Para esse homem intransitivamente consciente a apreensão de problemas que ocorrem além do espaço vital em que se encontra é quase nula. Entretanto, Paulo Freire esclarece que esse conceito não corresponde a “um fechamento do homem dentro dele mesmo [...] o homem, qualquer que seja seu estado, é um ser aberto” (FREIRE, 1967, p. 59). O que Paulo Freire pretende ao constituir a consciência intransitiva é demonstrar que o que limita esse homem é sua esfera de compreensão para além desse seu espaço e sua dificuldade em reconhecer os desafios postos fora deste. “Neste sentido, e só nesse sentido, é que a intransitividade representa um quase incompromisso do homem com sua existência” (Ibid., p. 59). Essa visão reduzida e cerceada acaba por fazer com que esse homem acredite em causalidades mágicas em detrimento da causalidade autêntica dos fatos e da realidade.
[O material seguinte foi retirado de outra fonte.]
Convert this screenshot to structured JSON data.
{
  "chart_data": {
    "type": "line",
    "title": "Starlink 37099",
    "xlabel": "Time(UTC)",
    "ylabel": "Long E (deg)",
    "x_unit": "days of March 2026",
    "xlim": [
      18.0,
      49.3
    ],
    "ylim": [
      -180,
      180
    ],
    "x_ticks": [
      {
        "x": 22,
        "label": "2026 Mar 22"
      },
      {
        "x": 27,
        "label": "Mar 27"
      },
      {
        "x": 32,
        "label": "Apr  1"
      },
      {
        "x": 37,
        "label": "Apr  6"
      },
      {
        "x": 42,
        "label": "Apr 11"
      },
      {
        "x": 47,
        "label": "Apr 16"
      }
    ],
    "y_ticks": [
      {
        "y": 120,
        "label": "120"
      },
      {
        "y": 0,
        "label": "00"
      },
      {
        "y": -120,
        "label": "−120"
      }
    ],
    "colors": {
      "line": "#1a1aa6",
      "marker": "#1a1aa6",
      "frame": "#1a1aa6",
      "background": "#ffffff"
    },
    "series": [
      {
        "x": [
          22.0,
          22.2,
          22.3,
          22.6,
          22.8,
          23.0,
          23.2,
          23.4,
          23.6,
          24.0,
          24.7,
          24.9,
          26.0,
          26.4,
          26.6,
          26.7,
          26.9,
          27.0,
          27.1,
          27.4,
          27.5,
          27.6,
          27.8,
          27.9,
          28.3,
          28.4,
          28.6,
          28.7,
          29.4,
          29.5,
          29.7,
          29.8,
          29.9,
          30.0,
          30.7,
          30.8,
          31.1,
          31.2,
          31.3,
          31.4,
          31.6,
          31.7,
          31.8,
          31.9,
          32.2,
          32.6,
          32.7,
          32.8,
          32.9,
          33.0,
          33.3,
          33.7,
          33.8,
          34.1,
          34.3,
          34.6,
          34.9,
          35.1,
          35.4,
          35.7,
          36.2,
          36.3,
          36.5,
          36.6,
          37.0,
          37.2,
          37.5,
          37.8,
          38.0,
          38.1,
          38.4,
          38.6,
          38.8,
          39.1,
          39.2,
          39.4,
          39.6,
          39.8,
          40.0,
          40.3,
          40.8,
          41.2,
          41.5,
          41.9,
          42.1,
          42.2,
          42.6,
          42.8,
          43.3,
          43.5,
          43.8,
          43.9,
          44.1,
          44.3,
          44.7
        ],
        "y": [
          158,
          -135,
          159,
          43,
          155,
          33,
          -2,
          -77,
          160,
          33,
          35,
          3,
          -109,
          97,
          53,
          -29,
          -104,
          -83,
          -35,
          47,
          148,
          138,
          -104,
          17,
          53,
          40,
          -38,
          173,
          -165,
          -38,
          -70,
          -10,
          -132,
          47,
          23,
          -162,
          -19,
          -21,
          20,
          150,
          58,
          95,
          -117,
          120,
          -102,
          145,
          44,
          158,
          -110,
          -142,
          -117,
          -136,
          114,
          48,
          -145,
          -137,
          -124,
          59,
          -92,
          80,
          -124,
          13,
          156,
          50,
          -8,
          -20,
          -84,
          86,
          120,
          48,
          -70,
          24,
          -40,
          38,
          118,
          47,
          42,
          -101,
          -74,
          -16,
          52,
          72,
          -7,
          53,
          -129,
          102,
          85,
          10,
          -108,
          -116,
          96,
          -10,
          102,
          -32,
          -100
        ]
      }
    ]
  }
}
Entretanto, à medida que vai se abrindo a novas possibilidades de diálogos, seja com outros homens, seja com a sociedade e com o mundo, se transitiva; sua consciência avança uma etapa e o homem começa a perceber sua realidade para além de seu antigo espaço. “Seus interesses e preocupações, agora, se alongam a esferas mais amplas do que à simples esfera vital” (FREIRE, 1967, p. 58). Kronbauer (2018, p. 103) lembra que

potencialmente, enquanto dotado de sua força intencional, de sua tendência para transcender, a consciência humana continua aberta, podendo superar gradativamente a intransitividade e ampliar seu campo de percepção. Pode ampliar o seu poder de captação e de resposta às questões do seu mundo e a sua capacidade de diálogo com os outros no mundo, até alcançar outro nível: o da consciência transitiva.

Essa transitividade, porém, se funde em dois níveis: ela se faz inicialmente de forma preponderantemente ingênua e só após um processo de conscientização - detalhado no decorrer do texto - chegará à transitividade crítica de sua consciência. Quanto à transitividade ingênua, Paulo Freire (1967, p. 59) assim a define:

A transitividade ingênua, fase em que nos achávamos e nos achamos hoje nos centros urbanos, mais enfática ali, menos aqui, se caracteriza, entre outros aspectos, pela simplicidade na interpretação dos problemas. Pela tendência a julgar que o tempo melhor foi o tempo passado. Pela subestimação do homem comum. Pela impermeabilidade à investigação, a que corresponde um gosto acentuado pelas explicações fabulosas. Pela fragilidade na argumentação. Por forte teor de emocionalidade. Pela prática não propriamente do diálogo, mas da polêmica.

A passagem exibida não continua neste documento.